More than half of marketers admit that they are not using lead generation effectively, according to new research from the Internet Advertising Bureau (IAB).
The IAB says that the lead generation sector grew by 20% in the first half of 2011, faster than the industry’s understanding of the discipline.
The survey polled 125 marketers from advertisers, agencies, networks and suppliers, and found that although the majority of respondents understand how lead generation can increase a customer base, 52% said they weren’t using it in the most effective way.
Trine Buus, chair of the IAB’s lead generation council, said, “There is still a lack of understanding on what it is. Lead generation is a discipline that advertisers haven’t looked into and traditionally there’s a lack of transparency from suppliers.”
Buus, who is also international product director for ad pepper, said that lead generation is essentially about customer acquisition.
Prospective customers are taken to a landing page where they give permission to be contacted – the data from customers who opt in is then passed on to marketers to contact them and convert into sales.
The benefit of lead generation is that because the customers are opted in, you own the data and the permissions.
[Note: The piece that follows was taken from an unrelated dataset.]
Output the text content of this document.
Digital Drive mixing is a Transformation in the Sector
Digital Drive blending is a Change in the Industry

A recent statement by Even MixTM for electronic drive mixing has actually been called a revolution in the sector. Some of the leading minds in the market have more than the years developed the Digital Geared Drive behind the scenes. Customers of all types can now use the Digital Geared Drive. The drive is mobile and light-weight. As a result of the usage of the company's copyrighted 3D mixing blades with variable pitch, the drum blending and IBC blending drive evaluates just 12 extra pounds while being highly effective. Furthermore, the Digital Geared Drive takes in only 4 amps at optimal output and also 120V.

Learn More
That data is very valuable.”
The IAB says that a large part of the process is educating people on how to evaluate ROI.
Yet despite a lack of clarity, 33% of respondents to the survey said they allocated more than £100,000 to lead generation in 2011, while 40% will increase the budget in 2012.
However, 29% pointed out that expensive CPAs could prevent higher spending, while 28% cited difficulties moving budget from other marketing channels as a challenge.
According to the IAB, email (49%), natural search (46%), pay per click (44%) and affiliate marketing (30%) provide the most leads, but there is a knowledge gap between sectors.